WHERE: Yvoire, on the edge of the Tirashan Forest.
NOTES: OOC post with reward claims. Body horror CW for the main post.
I. YVOIRE

It should have been a straightforward mission. Not a simple one—attempting to help mediate some sort of disagreement between the people of Yvoire and some local elves isn't simple—but straightforward. The sort of thing Riftwatch's diplomacy division has done plenty of times before. From the Hunterhorns base they ride southeast, through the late spring mud to a town on the edge of the Tirashan. Instead of a bit tense, edging toward violence, maybe a little strange in the way remote villages can be, they find the entire town encased in a nearly-translucent, impermeable magical dome.
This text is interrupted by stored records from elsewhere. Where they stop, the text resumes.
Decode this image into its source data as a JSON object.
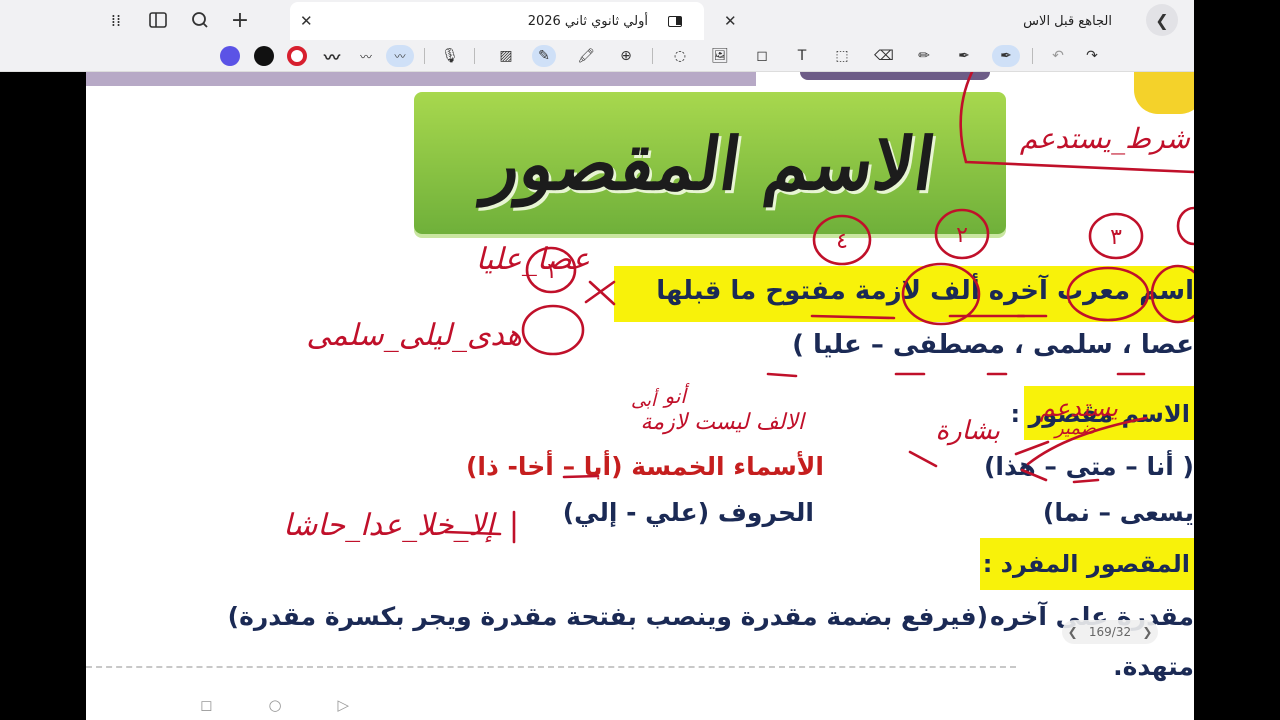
{
  "tabs": {
    "active_title": "أولي ثانوي  ثاني 2026",
    "inactive_title": "الجاهع قبل الاس"
  },
  "icons": {
    "apps": "apps-grid-icon",
    "sidebar": "sidebar-icon",
    "search": "search-icon",
    "add": "plus-icon"
  },
  "toolbar": {
    "colors": [
      "#5b53e6",
      "#111111",
      "#d71f2e"
    ]
  },
  "slide": {
    "title": "الاسم المقصور",
    "definition": "اسم معرب آخره ألف لازمة مفتوح ما قبلها",
    "examples": "عصا ، سلمى ، مصطفى – عليا )",
    "not_maqsur_heading": "الاسم مقصور :",
    "five_nouns": "الأسماء الخمسة (أبا – أخا- ذا)",
    "not_list": "( أنا – متى – هذا)",
    "letters": "الحروف (علي - إلي)",
    "verbs": "يسعى – نما)",
    "singular_heading": "المقصور المفرد :",
    "rule_line_right": "مقدرة على آخره",
    "rule_line_left": "(فيرفع بضمة مقدرة وينصب بفتحة مقدرة  ويجر بكسرة مقدرة)",
    "last_line": "متهدة."
  },
  "annotations": {
    "a1": "عصا_عليا",
    "a2": "هدى_ليلى_سلمى",
    "a3": "الالف ليست لازمة",
    "a4": "إلا_خلا_عدا_حاشا",
    "a5": "شرط_يستدعم",
    "a6": "بشارة",
    "a7": "يستدعم",
    "a8": "ضمير",
    "a9": "أنو",
    "a10": "أبى",
    "n1": "١",
    "n2": "٢",
    "n3": "٣",
    "n4": "٤"
  },
  "pager": {
    "current": "169/32"
  }
}
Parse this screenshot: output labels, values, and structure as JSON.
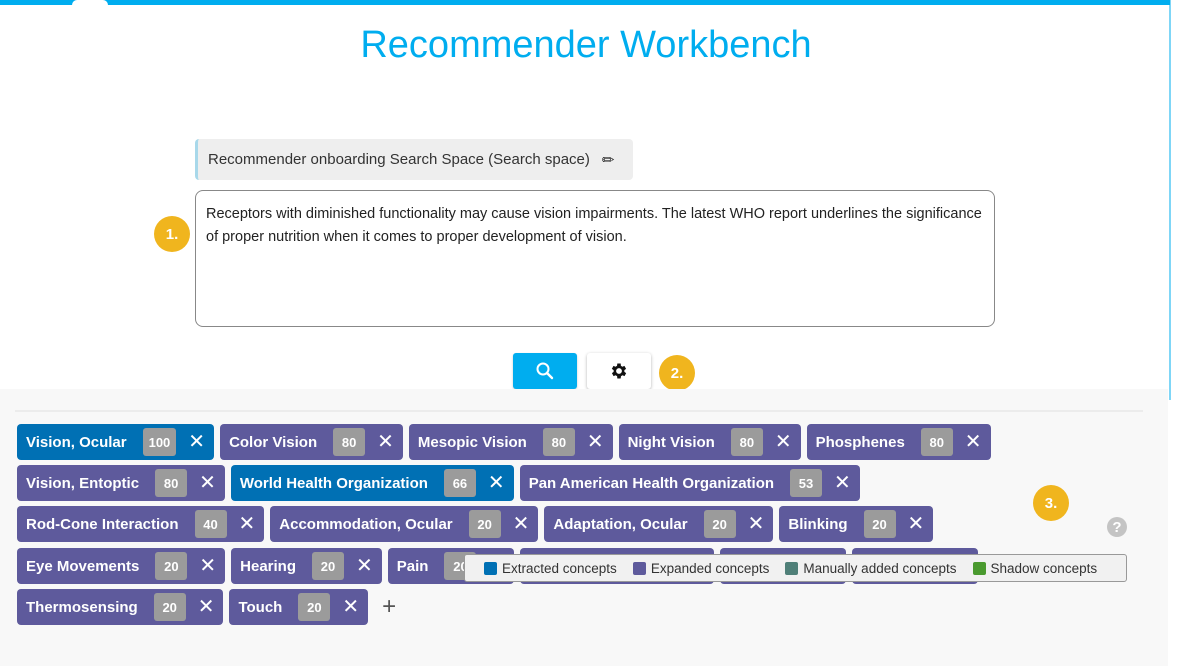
{
  "header": {
    "title": "Recommender Workbench"
  },
  "search_space": {
    "label": "Recommender onboarding Search Space (Search space)",
    "icon": "pencil-icon"
  },
  "query": {
    "value": "Receptors with diminished functionality may cause vision impairments. The latest WHO report underlines the significance of proper nutrition when it comes to proper development of vision."
  },
  "steps": [
    "1.",
    "2.",
    "3."
  ],
  "toolbar": {
    "search_icon": "search-icon",
    "settings_icon": "gear-icon"
  },
  "colors": {
    "accent": "#00adef",
    "extracted": "#0070b4",
    "expanded": "#5e5a9c",
    "manual": "#4f7f78",
    "shadow": "#4a9a2f",
    "step": "#f0b51e"
  },
  "concept_rows": [
    [
      {
        "label": "Vision, Ocular",
        "score": "100",
        "type": "extracted"
      },
      {
        "label": "Color Vision",
        "score": "80",
        "type": "expanded"
      },
      {
        "label": "Mesopic Vision",
        "score": "80",
        "type": "expanded"
      },
      {
        "label": "Night Vision",
        "score": "80",
        "type": "expanded"
      },
      {
        "label": "Phosphenes",
        "score": "80",
        "type": "expanded"
      }
    ],
    [
      {
        "label": "Vision, Entoptic",
        "score": "80",
        "type": "expanded"
      },
      {
        "label": "World Health Organization",
        "score": "66",
        "type": "extracted"
      },
      {
        "label": "Pan American Health Organization",
        "score": "53",
        "type": "expanded"
      }
    ],
    [
      {
        "label": "Rod-Cone Interaction",
        "score": "40",
        "type": "expanded"
      },
      {
        "label": "Accommodation, Ocular",
        "score": "20",
        "type": "expanded"
      },
      {
        "label": "Adaptation, Ocular",
        "score": "20",
        "type": "expanded"
      },
      {
        "label": "Blinking",
        "score": "20",
        "type": "expanded"
      }
    ],
    [
      {
        "label": "Eye Movements",
        "score": "20",
        "type": "expanded"
      },
      {
        "label": "Hearing",
        "score": "20",
        "type": "expanded"
      },
      {
        "label": "Pain",
        "score": "20",
        "type": "expanded"
      }
    ],
    [
      {
        "label": "Thermosensing",
        "score": "20",
        "type": "expanded"
      },
      {
        "label": "Touch",
        "score": "20",
        "type": "expanded"
      }
    ]
  ],
  "add_label": "+",
  "legend": [
    {
      "label": "Extracted concepts",
      "color": "#0070b4"
    },
    {
      "label": "Expanded concepts",
      "color": "#5e5a9c"
    },
    {
      "label": "Manually added concepts",
      "color": "#4f7f78"
    },
    {
      "label": "Shadow concepts",
      "color": "#4a9a2f"
    }
  ],
  "help_label": "?"
}
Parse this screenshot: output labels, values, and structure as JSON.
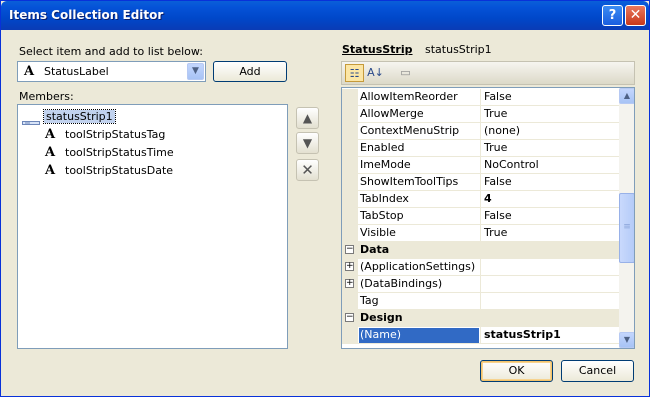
{
  "window": {
    "title": "Items Collection Editor",
    "help_glyph": "?",
    "close_glyph": "✕"
  },
  "left": {
    "select_label": "Select item and add to list below:",
    "combo_value": "StatusLabel",
    "add_label": "Add",
    "members_label": "Members:",
    "members": [
      {
        "text": "statusStrip1",
        "selected": true
      },
      {
        "text": "toolStripStatusTag",
        "selected": false
      },
      {
        "text": "toolStripStatusTime",
        "selected": false
      },
      {
        "text": "toolStripStatusDate",
        "selected": false
      }
    ],
    "type_glyph": "A"
  },
  "right": {
    "type_name": "StatusStrip",
    "instance_name": "statusStrip1",
    "properties": [
      {
        "name": "AllowItemReorder",
        "value": "False",
        "kind": "prop"
      },
      {
        "name": "AllowMerge",
        "value": "True",
        "kind": "prop"
      },
      {
        "name": "ContextMenuStrip",
        "value": "(none)",
        "kind": "prop"
      },
      {
        "name": "Enabled",
        "value": "True",
        "kind": "prop"
      },
      {
        "name": "ImeMode",
        "value": "NoControl",
        "kind": "prop"
      },
      {
        "name": "ShowItemToolTips",
        "value": "False",
        "kind": "prop"
      },
      {
        "name": "TabIndex",
        "value": "4",
        "kind": "prop",
        "bold": true
      },
      {
        "name": "TabStop",
        "value": "False",
        "kind": "prop"
      },
      {
        "name": "Visible",
        "value": "True",
        "kind": "prop"
      },
      {
        "name": "Data",
        "value": "",
        "kind": "cat"
      },
      {
        "name": "(ApplicationSettings)",
        "value": "",
        "kind": "expand"
      },
      {
        "name": "(DataBindings)",
        "value": "",
        "kind": "expand"
      },
      {
        "name": "Tag",
        "value": "",
        "kind": "prop"
      },
      {
        "name": "Design",
        "value": "",
        "kind": "cat"
      },
      {
        "name": "(Name)",
        "value": "statusStrip1",
        "kind": "prop",
        "bold": true,
        "selected": true
      }
    ]
  },
  "footer": {
    "ok_label": "OK",
    "cancel_label": "Cancel"
  },
  "colors": {
    "titlebar": "#0053d8",
    "selection": "#316ac5",
    "window_bg": "#ece9d8"
  }
}
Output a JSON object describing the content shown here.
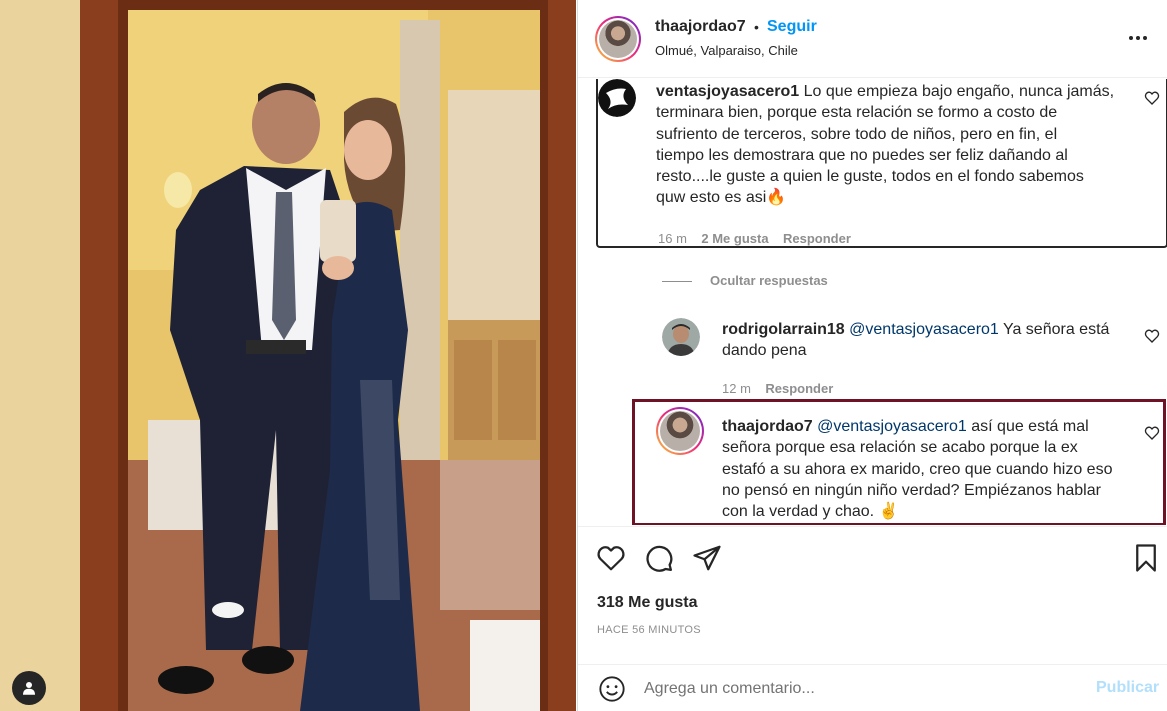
{
  "header": {
    "username": "thaajordao7",
    "separator": "•",
    "follow_label": "Seguir",
    "location": "Olmué, Valparaiso, Chile",
    "more_icon": "more-horizontal-icon"
  },
  "comments": [
    {
      "username": "ventasjoyasacero1",
      "lines": [
        "Lo que empieza bajo engaño, nunca jamás,",
        "terminara bien, porque esta relación se formo a costo de",
        "sufriento de terceros, sobre todo de niños, pero en fin, el",
        "tiempo les demostrara que no puedes ser feliz dañando al",
        "resto....le guste a quien le guste, todos en el fondo sabemos",
        "quw esto es asi🔥"
      ],
      "time": "16 m",
      "likes": "2 Me gusta",
      "reply": "Responder"
    }
  ],
  "hide_replies": "Ocultar respuestas",
  "replies": [
    {
      "username": "rodrigolarrain18",
      "mention": "@ventasjoyasacero1",
      "line1": "Ya señora está",
      "line2": "dando pena",
      "time": "12 m",
      "reply": "Responder"
    },
    {
      "username": "thaajordao7",
      "mention": "@ventasjoyasacero1",
      "line1": "así que está mal",
      "lines": [
        "señora porque esa relación se acabo porque la ex",
        "estafó a su ahora ex marido, creo que cuando hizo eso",
        "no pensó en ningún niño verdad? Empiézanos hablar",
        "con la verdad y chao. ✌️"
      ]
    }
  ],
  "actions": {
    "likes": "318 Me gusta",
    "timestamp": "HACE 56 MINUTOS"
  },
  "add_comment": {
    "placeholder": "Agrega un comentario...",
    "post_label": "Publicar"
  },
  "colors": {
    "link_blue": "#0095f6",
    "highlight_box": "#6e1325",
    "muted": "#8e8e8e"
  }
}
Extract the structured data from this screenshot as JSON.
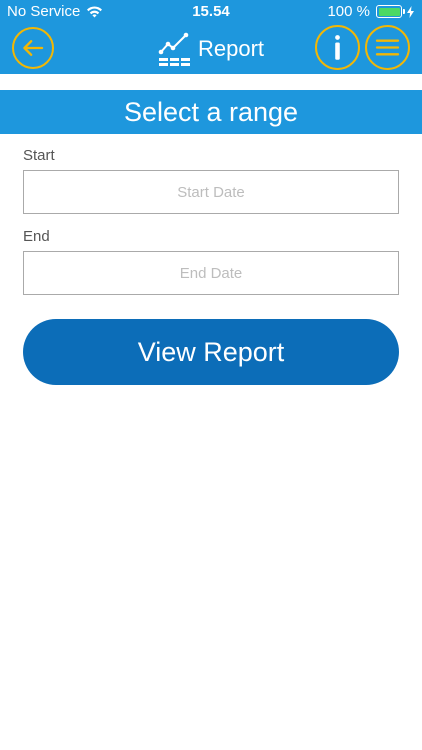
{
  "status_bar": {
    "carrier": "No Service",
    "time": "15.54",
    "battery_pct": "100 %"
  },
  "header": {
    "title": "Report",
    "accent_color": "#f2b705",
    "bar_color": "#1e97dd",
    "icons": [
      "back-arrow-icon",
      "report-chart-icon",
      "info-icon",
      "menu-icon"
    ]
  },
  "section": {
    "title": "Select a range"
  },
  "form": {
    "start_label": "Start",
    "start_placeholder": "Start Date",
    "start_value": "",
    "end_label": "End",
    "end_placeholder": "End Date",
    "end_value": ""
  },
  "actions": {
    "view_report": "View Report",
    "button_color": "#0c6db8"
  }
}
This calls for reinforcements.
II. THE BUBBLE
By the time Riftwatch has arrived en masse, it's been determined that anchors (it will take at least two, working together) can open and close a passage through the barrier the same way they might a rift, allowing teams to enter and explore the area. Inside, they find themselves in the Fade—the sky an unnatural green with no sign of sun or moon, jagged black rocks jutting up from the ground, the air teeming with spirits and demons—but also not. Among the boulders are houses, shops, torn apart by the Fade stone. A barn roof is pierced by a spire of dark stone, a bakery all but flattened. The residents haven't been spared. Some have been crushed by the arriving landscape, others encased within it. Arms reach out from more than one block of dark stone, the crown of a head just visible in an edge, a corpse frozen mid-stride as if charging out of the rock, but caught just too slow to outrun their fate.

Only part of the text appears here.